Alpha Noir e Omega White, os Moonspell, a banda portuguesa de maior sucesso internacional, assinala 20 anos de existência com dois álbuns, que revelam duas facetas dos precursores do Luso-Metal: um é mais pesado e revoltado, o outro mais poético. O JL falou com Fernando Ribeiro, o vocalista da banda, que nos disse que Hevy Metal é literatura. Os Moonspell atuam dia 12 no Campo Pequeno e depois partem para mais uma digressão europeia.
JL: Estes discos funcionam quase em espelho ou como dois lados da mesma moeda.
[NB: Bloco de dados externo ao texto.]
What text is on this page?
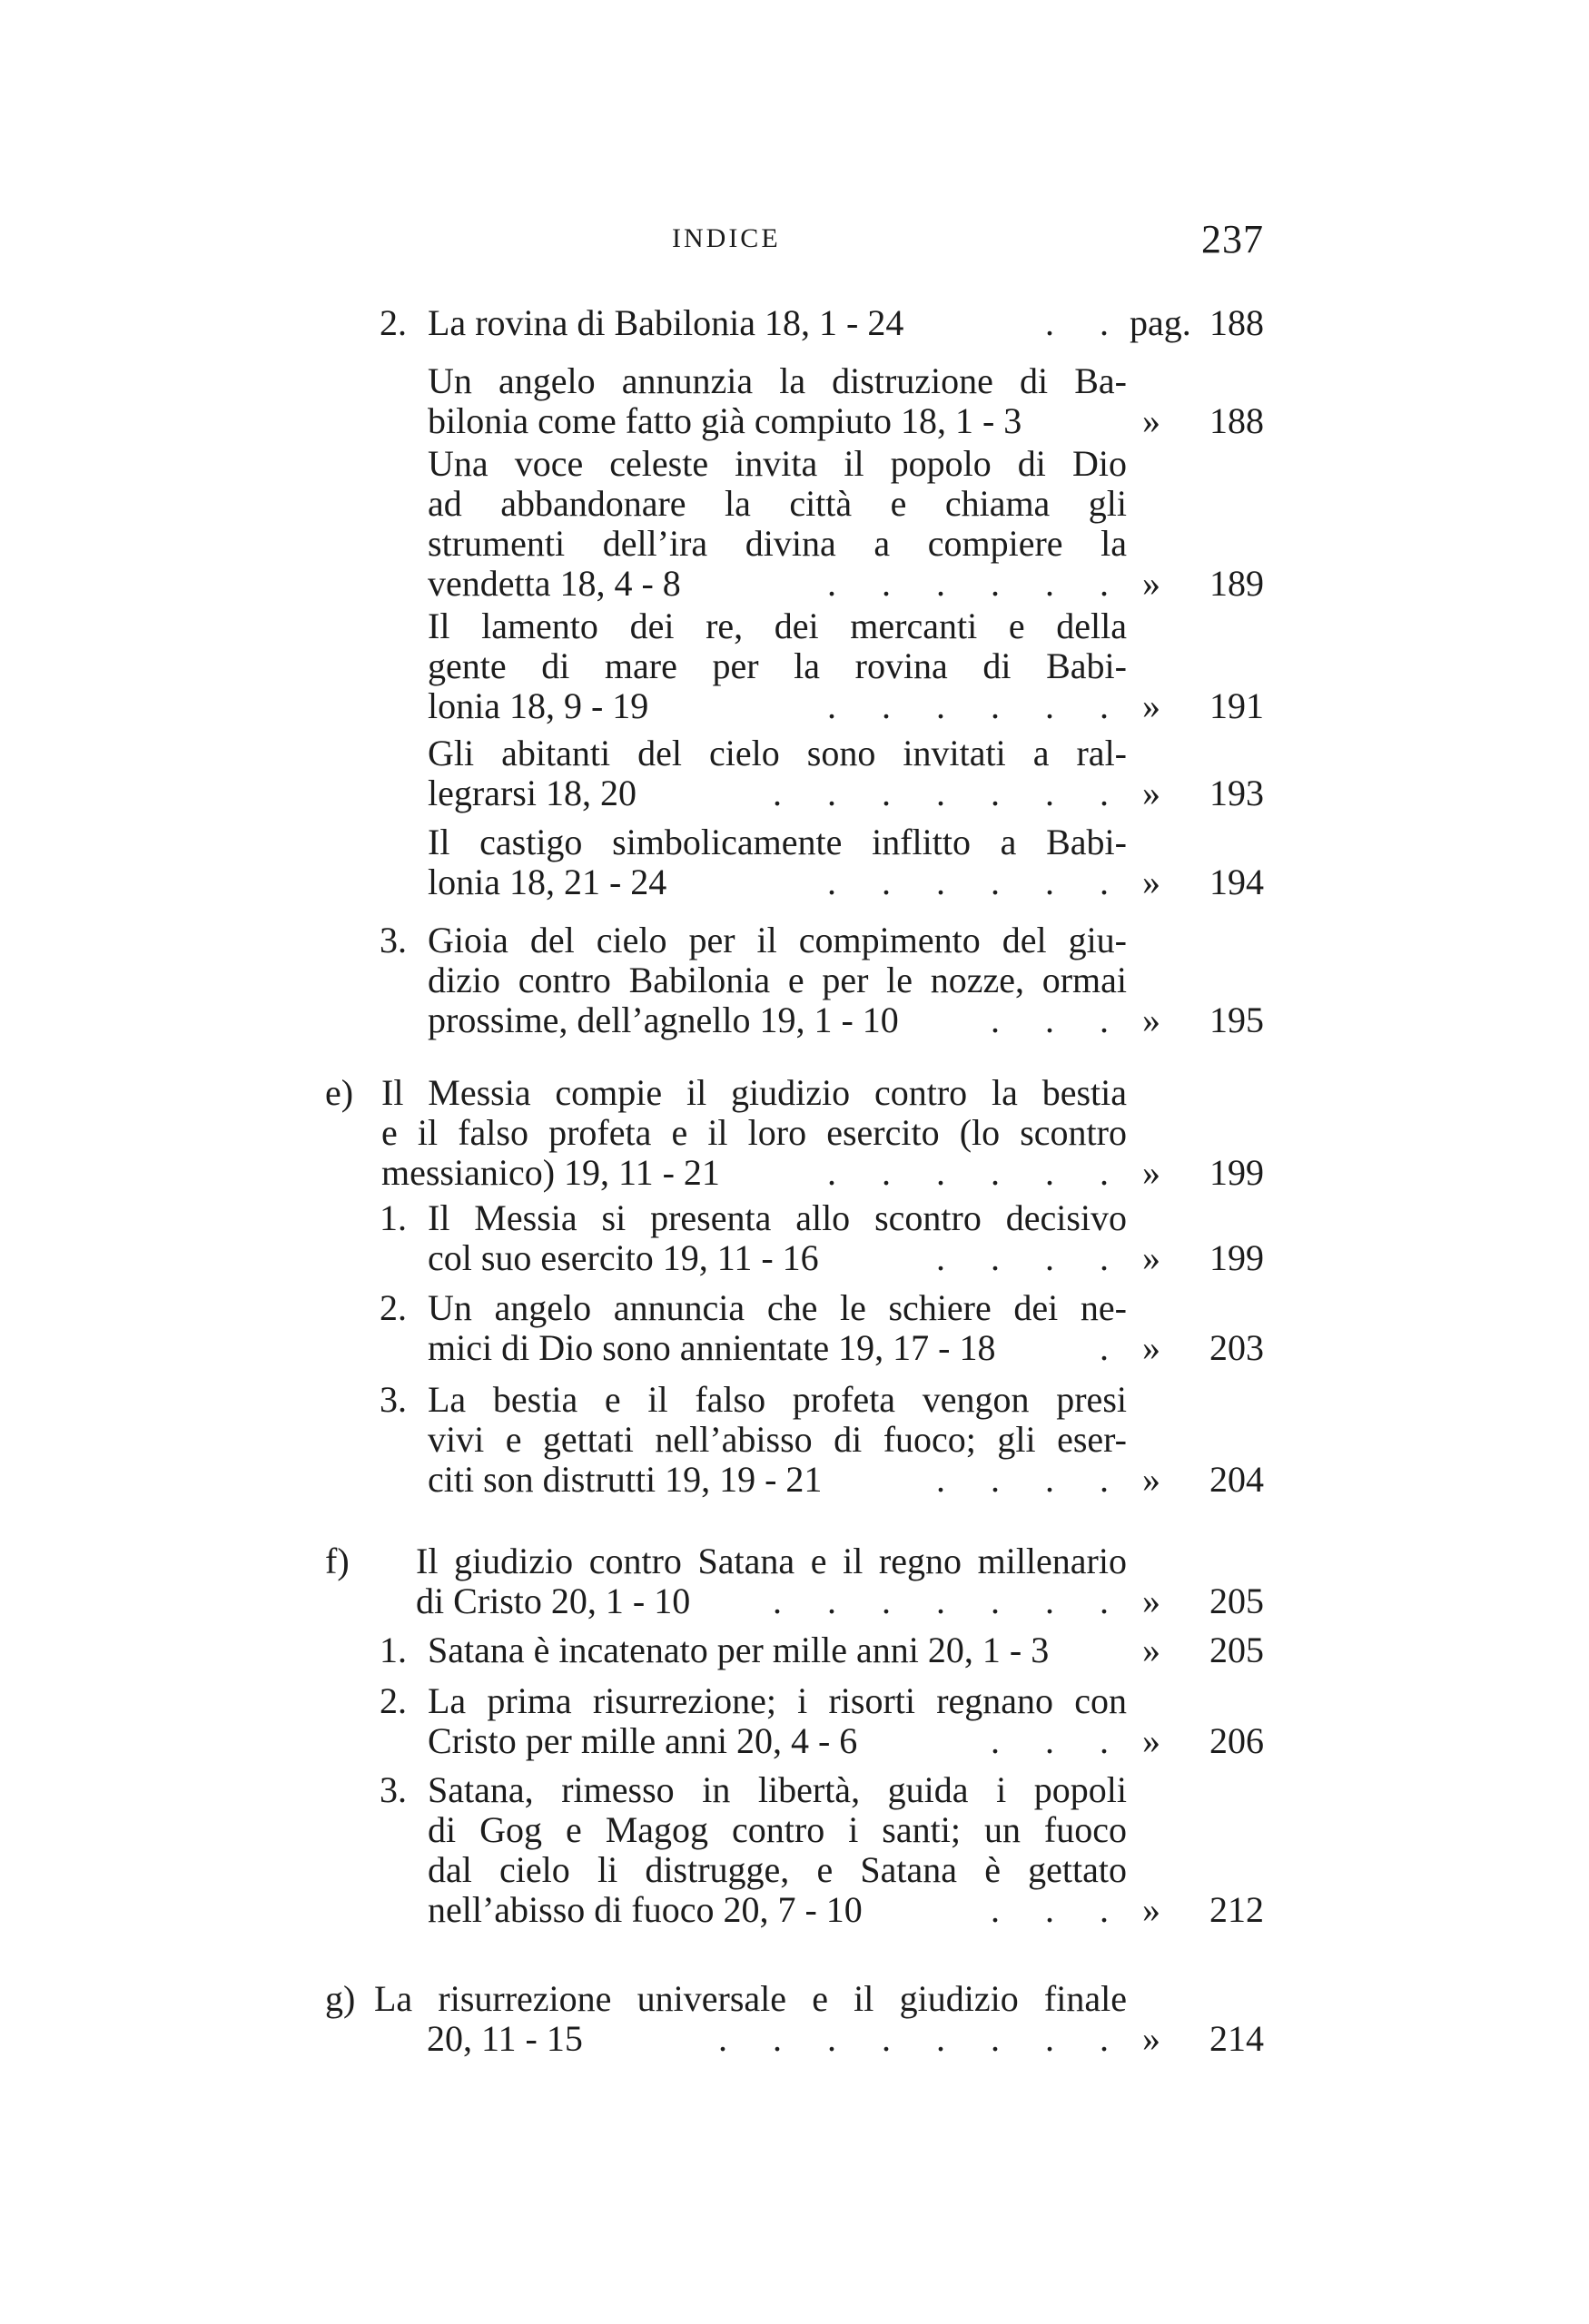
INDICE	237
2. La rovina di Babilonia 18, 1 - 24	. . pag. 188
Un angelo annunzia la distruzione di Ba-
bilonia come fatto già compiuto 18, 1 - 3	» 188
Una voce celeste invita il popolo di Dio
ad abbandonare la città e chiama gli
strumenti dell’ira divina a compiere la
vendetta 18, 4 - 8	. . . . . . » 189
Il lamento dei re, dei mercanti e della
gente di mare per la rovina di Babi-
lonia 18, 9 - 19	. . . . . . » 191
Gli abitanti del cielo sono invitati a ral-
legrarsi 18, 20	. . . . . . . » 193
Il castigo simbolicamente inflitto a Babi-
lonia 18, 21 - 24	. . . . . . » 194
3. Gioia del cielo per il compimento del giu-
dizio contro Babilonia e per le nozze, ormai
prossime, dell’agnello 19, 1 - 10	. . . » 195
e) Il Messia compie il giudizio contro la bestia
e il falso profeta e il loro esercito (lo scontro
messianico) 19, 11 - 21	. . . . . . » 199
1. Il Messia si presenta allo scontro decisivo
col suo esercito 19, 11 - 16	. . . . » 199
2. Un angelo annuncia che le schiere dei ne-
mici di Dio sono annientate 19, 17 - 18	. » 203
3. La bestia e il falso profeta vengon presi
vivi e gettati nell’abisso di fuoco; gli eser-
citi son distrutti 19, 19 - 21	. . . . » 204
f) Il giudizio contro Satana e il regno millenario
di Cristo 20, 1 - 10 . . . . . . . » 205
1. Satana è incatenato per mille anni 20, 1 - 3	» 205
2. La prima risurrezione; i risorti regnano con
Cristo per mille anni 20, 4 - 6	. . . » 206
3. Satana, rimesso in libertà, guida i popoli
di Gog e Magog contro i santi; un fuoco
dal cielo li distrugge, e Satana è gettato
nell’abisso di fuoco 20, 7 - 10	. . . » 212
g) La risurrezione universale e il giudizio finale
20, 11 - 15	. . . . . . . . » 214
Qual é o conceito?
Fernando Ribeiro: De forma espontânea, por impulso artístico, fomos compondo temas com natureza dual. Umas com uma toada mais agressiva e suja, com alguma rebeldia, com laivos de metal, rock, punk. As outras músicas em busca da beleza lírica. Misturar diferentes ambientes no mesmo disco tem resultado bem, mas desta vez resolvemos seguir outro caminho, e lançar as sementes em terras distintas. Por isso fizemos Alpha Noir e Omega White. É uma fotografia muito mais completa do nosso universo. Gozámos de uma imensa liberdade porque, desta forma, não olhámos ao tempo nem aos meios.
Continua a existir uma ligação à literatura?
A literatura e o heavy metal são indissociáveis. Em cada passo que damos enquanto banda procuramos contribuir para fortalecer esta ligação. Conheci Baudelaire através de bandas de heavy metal, Coleridge através dos Iron Maiden e sempre importei este gosto pela literatura para os Moonspell. Lembro-me de ouvir a minha professora de português a falar de Álvaro Campos e de pensar que havia de usar aquilo na minha música. No Alpha Noir houve uma aproximação da Roma Antiga, do universo dos gladiadores, do entusiasmo do sangue. Mas ao mesmo tempo há ali um desejo de revolucionar o mundo e a ordem antiga. É o álbum mais reativo que os Moonspell já tiveram. Serve de reação à chegada de uma sociedade, dominada por iupies, que põe em causa a nossa cultura com séculos de história. Esta obsessão pelo cumprimento de metas económicas, sem querer saber de tudo o resto, é algo que me choca. Desgosta-me ver o nosso pais a ser oprimido diariamente, pondo-se em causa tudo aquilo que já alcançámos enquanto povo. Alpha Noir é um álbum combativo.
E o Omega White?
Tem mais a ver com poesia, mais próxima da escrita das canções. Um dos objetivos é conseguir uma dicção mais inteligível. Até temos um tema em português. Quis escrever com profundidade poética, mas sem complicar muito a mensagem. O conteúdo lírico é muito claro, fala do abandono pela morte, dos desejos não cumpridos.
Uma das surpresas é o teledisco, da autoria do Filipe Melo, em que fazes de lobisomem.
A parte visual das canções sempre foi importante para mim. Sempre tentei que fosse bem traduzido pelos realizadores que trabalham connosco. Conheço o Filipe Melo há 10 anos, acompanho o seu percurso e pareceu-me que estava na altura de fazermos qualquer coisa juntos. Uma coisa old school com atores e personagens. Uma espécie de celebração, com uma referência à história do Capuchinho Vermelho. O Filipe criou aquele artifício, em Tondela, cheio de referências cinematográficas e literárias. O primeiro plano-sequência levou 12 horas a filmar, porque estavam 50 pessoas a interagir.